More importantly this is up from 24 percent in late 2017, a pace of improvement that we rarely see in technologies being deployed on such a scale. When you look at the times when new technology has helped address the hardest problems facing our world, from curing diseases to producing safer cars, progress happened incrementally over decades, as technologies were refined and improved.
I hear the same story of steady, continuous improvements these days when I talk to the engineers building AI systems that can prevent hate speech and other unwanted content from spreading across the internet. But what’s so encouraging is that the entire field of AI is advancing on a monthly basis, resulting in dramatic gains being made every single year.
Beneath those encouraging top-line numbers are stories of steady progress, driven by AI technology that is delivering better results even as the nature of the challenges evolves and people strive to evade detection by our systems.
One example of this is the way our systems are now detecting violating content in the comments of posts. This has historically been a challenge for AI, because determining whether a comment violates our policies often depends on the context of the post it is replying to. “This is great news” can mean entirely different things when it’s left beneath posts announcing the birth of a child and the death of a loved one.
Throughout 2020, our engineers worked to improve the way our AI systems analyze comments, considering both the comments themselves and their context. This required a better and deeper understanding of language as well as the ability to combine analyses of images, text, and other details contained in a post.
Like so much of the most important technological progress, this work wasn’t revolutionary but evolutionary. Our teams brought together better training data, better features, and better AI models to produce a system that is better at analyzing comments and continuously learning from new data.

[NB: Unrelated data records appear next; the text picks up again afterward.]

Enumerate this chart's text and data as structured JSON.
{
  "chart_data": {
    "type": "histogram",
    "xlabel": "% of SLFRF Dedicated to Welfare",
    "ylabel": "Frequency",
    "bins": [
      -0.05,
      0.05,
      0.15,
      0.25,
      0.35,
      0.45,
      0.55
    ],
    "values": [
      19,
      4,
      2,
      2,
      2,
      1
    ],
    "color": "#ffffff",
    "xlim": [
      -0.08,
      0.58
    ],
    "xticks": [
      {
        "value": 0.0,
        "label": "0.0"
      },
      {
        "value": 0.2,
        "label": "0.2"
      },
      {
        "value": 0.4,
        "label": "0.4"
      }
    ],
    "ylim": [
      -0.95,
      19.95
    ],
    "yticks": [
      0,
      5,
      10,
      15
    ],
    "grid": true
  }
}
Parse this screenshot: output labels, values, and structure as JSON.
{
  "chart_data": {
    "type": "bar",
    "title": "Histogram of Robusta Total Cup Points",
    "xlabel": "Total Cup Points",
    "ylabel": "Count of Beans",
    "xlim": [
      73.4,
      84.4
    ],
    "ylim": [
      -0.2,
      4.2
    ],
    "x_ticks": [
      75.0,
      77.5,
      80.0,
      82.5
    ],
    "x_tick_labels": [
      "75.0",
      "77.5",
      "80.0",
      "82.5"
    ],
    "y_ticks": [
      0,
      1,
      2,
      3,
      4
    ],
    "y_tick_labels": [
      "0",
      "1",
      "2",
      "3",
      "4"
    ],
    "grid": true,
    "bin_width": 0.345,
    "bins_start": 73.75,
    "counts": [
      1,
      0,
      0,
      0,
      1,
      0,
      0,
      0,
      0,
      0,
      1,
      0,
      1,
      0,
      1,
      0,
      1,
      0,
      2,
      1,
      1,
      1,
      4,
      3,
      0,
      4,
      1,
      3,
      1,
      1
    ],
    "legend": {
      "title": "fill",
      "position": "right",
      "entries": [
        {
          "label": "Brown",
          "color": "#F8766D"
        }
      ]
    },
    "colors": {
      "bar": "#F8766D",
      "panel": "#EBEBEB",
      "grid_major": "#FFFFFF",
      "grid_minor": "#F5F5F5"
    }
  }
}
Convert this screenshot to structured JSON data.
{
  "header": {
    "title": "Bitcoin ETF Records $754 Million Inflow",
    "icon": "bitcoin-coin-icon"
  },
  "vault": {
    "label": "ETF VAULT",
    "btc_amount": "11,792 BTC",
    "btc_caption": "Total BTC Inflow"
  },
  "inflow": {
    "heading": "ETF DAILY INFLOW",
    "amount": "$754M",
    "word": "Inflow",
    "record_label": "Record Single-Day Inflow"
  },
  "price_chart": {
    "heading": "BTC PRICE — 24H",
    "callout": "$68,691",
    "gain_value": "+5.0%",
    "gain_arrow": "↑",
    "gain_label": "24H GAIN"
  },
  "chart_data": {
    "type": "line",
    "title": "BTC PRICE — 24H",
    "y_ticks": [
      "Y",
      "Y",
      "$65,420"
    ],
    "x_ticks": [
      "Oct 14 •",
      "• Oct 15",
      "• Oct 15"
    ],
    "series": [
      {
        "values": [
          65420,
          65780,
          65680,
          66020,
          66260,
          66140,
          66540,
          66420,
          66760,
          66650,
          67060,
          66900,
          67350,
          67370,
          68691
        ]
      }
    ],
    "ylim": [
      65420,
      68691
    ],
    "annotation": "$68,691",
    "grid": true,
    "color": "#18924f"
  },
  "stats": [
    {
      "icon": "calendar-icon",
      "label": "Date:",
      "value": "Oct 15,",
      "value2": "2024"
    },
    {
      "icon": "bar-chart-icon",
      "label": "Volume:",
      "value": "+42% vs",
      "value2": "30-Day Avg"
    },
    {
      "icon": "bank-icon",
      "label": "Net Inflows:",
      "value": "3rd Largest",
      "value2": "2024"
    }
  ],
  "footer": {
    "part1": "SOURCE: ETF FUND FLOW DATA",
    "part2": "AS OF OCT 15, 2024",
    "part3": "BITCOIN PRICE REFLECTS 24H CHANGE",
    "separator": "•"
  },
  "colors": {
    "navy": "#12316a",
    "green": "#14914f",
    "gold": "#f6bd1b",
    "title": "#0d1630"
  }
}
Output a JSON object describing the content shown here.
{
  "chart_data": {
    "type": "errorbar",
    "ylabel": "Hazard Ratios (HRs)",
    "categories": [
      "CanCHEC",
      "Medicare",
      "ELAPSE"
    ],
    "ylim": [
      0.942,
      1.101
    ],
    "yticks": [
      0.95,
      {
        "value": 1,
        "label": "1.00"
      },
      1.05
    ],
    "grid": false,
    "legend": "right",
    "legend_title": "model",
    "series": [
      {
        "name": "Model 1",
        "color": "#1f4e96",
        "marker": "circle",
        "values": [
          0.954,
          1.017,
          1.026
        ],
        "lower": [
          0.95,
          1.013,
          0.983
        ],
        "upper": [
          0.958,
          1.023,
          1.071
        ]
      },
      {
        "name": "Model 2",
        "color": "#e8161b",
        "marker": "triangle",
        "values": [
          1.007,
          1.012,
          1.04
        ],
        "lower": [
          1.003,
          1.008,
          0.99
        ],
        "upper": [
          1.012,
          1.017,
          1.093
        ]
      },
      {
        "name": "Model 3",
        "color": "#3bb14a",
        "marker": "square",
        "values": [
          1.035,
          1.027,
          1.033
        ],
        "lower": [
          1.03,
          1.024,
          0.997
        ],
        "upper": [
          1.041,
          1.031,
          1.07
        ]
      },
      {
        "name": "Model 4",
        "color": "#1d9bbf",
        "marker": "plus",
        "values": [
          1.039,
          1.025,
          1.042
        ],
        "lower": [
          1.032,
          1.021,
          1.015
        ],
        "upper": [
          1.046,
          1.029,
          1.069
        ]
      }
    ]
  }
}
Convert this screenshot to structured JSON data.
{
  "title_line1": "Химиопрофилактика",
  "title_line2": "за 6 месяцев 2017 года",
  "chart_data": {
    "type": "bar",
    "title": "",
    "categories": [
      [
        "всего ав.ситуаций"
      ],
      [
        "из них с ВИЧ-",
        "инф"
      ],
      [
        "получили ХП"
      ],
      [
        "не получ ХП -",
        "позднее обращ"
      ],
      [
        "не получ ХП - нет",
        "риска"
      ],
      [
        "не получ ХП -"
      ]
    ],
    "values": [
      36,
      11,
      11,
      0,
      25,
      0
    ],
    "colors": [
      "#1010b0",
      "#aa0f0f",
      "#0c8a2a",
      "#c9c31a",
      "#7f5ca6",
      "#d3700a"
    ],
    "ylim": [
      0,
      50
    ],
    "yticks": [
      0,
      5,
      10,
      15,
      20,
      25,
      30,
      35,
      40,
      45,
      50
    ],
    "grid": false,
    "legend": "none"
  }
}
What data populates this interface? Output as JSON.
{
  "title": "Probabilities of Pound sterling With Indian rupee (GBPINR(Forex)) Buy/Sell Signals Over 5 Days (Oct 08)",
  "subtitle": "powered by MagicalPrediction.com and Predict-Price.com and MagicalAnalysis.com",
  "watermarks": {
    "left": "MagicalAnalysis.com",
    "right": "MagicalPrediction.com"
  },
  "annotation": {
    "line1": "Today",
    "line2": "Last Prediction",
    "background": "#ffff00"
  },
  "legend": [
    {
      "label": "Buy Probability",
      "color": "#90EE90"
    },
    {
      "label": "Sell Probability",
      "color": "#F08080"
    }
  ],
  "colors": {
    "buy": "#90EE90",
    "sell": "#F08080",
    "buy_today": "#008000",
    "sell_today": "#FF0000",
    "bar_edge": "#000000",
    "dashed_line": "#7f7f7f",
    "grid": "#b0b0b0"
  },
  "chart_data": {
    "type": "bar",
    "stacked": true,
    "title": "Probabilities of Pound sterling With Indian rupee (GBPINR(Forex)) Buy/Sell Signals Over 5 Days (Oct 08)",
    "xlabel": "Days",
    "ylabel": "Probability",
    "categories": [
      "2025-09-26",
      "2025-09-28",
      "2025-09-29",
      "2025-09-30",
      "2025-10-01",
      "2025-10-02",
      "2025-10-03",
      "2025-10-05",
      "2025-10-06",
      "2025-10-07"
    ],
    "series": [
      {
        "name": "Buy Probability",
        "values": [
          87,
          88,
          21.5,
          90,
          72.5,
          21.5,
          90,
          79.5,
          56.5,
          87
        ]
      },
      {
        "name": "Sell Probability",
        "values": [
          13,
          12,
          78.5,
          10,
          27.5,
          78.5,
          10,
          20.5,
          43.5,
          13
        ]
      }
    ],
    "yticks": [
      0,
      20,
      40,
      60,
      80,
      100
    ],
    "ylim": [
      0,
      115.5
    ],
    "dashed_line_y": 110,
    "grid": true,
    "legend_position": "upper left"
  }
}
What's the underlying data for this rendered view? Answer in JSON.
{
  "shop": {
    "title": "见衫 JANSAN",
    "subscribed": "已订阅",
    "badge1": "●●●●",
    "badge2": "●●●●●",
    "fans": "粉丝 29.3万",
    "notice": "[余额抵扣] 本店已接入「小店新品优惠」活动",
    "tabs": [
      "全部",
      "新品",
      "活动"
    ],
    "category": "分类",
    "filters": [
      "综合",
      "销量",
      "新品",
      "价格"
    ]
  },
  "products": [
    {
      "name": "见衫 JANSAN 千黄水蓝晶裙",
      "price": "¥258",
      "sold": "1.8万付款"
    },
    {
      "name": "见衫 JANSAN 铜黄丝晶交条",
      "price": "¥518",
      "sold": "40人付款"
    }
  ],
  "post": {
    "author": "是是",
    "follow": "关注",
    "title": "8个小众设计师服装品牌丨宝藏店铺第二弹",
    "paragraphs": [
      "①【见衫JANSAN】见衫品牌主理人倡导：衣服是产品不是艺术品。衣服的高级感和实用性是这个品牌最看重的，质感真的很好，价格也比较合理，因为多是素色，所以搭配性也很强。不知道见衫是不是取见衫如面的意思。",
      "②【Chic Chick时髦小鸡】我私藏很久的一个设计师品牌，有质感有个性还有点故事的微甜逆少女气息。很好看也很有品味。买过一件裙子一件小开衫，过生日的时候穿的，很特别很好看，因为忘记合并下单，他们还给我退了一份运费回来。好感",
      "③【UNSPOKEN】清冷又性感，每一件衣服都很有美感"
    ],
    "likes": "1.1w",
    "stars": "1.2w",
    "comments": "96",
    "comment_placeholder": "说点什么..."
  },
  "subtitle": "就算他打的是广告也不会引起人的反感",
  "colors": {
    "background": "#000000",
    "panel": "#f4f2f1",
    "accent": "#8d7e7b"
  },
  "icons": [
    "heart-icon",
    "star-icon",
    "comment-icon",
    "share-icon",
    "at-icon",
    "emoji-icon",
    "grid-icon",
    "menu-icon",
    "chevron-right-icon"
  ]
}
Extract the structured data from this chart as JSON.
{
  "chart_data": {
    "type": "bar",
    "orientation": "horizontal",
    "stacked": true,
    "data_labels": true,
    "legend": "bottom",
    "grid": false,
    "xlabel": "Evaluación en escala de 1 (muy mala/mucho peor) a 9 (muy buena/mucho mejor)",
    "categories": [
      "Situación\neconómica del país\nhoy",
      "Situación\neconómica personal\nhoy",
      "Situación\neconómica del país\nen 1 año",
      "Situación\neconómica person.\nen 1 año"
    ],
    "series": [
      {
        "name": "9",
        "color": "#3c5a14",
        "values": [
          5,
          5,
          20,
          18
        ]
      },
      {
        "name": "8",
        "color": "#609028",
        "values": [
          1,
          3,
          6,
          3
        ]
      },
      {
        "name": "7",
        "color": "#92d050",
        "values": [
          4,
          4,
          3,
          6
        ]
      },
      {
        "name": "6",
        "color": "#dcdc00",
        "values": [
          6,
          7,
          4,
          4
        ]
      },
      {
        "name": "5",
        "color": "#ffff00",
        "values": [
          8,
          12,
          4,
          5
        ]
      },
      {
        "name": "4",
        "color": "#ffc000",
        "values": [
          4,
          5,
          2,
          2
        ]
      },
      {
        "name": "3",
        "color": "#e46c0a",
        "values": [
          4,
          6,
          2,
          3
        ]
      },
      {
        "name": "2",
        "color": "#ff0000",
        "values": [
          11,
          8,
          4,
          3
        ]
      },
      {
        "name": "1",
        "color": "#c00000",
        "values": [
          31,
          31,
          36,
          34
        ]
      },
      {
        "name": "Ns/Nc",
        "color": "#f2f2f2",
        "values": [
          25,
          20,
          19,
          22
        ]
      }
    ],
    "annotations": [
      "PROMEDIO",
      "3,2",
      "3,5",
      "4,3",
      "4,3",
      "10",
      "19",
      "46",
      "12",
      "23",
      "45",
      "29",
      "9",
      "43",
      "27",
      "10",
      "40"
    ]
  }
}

The results of these efforts are apparent in the numbers released today — in the first three months of 2020, our systems spotted just 16 percent of the bullying and harassment content that we took action on before anyone reported it. By the end of the year, that number had increased to almost 49 percent, meaning millions of additional pieces of content were detected and removed for violating our policies before anyone reported it. We expect more improvements to come as this field of AI technology continues to advance.
Another area of progress has been in the way our systems now operate in multiple languages. Thanks largely to improvements in the way our AI tools can detect violating content in widely spoken languages like Spanish and Arabic, the amount of hate speech content that was taken down reached 26.9 million, up from 22.1 million in the previous quarter.
The improvement in these foreign languages came about because a whole package of AI technologies made leaps forward in the past year. We’ve written before about Linformer, a new architecture that allows us to train AI models on longer and more complex pieces of text, and about RIO, a new system that allows our content moderation tools to constantly learn and improve based on new content being posted to Facebook each day. What makes me particularly proud is not just that these cutting-edge technologies are making our platforms better and safer — it’s that we’ve published the research behind them and released the code, enabling academic researchers and engineers across the industry to work with what we’ve built.
There is still so much to be done, despite these encouraging improvements. One particular area of focus is getting AI even better at viewing content in context across languages, cultures, and geographies. The same words can often be interpreted as either benign or hateful, depending on where they’re published and who is reading them, and training machines to capture this nuance is especially challenging.
But like so many other challenges, we’re seeing continuous gains, and the steady enhancement of our AI capabilities shows no sign of slowing down. While 2020 was a year of ongoing improvement in the performance of our systems, it was also one during which our research scientists made fundamental breakthroughs that will move from their laboratories into our core systems faster than ever. I’m very confident that in the coming year, entirely new technologies will be revealed that will join forces with those that drove so much progress in 2020.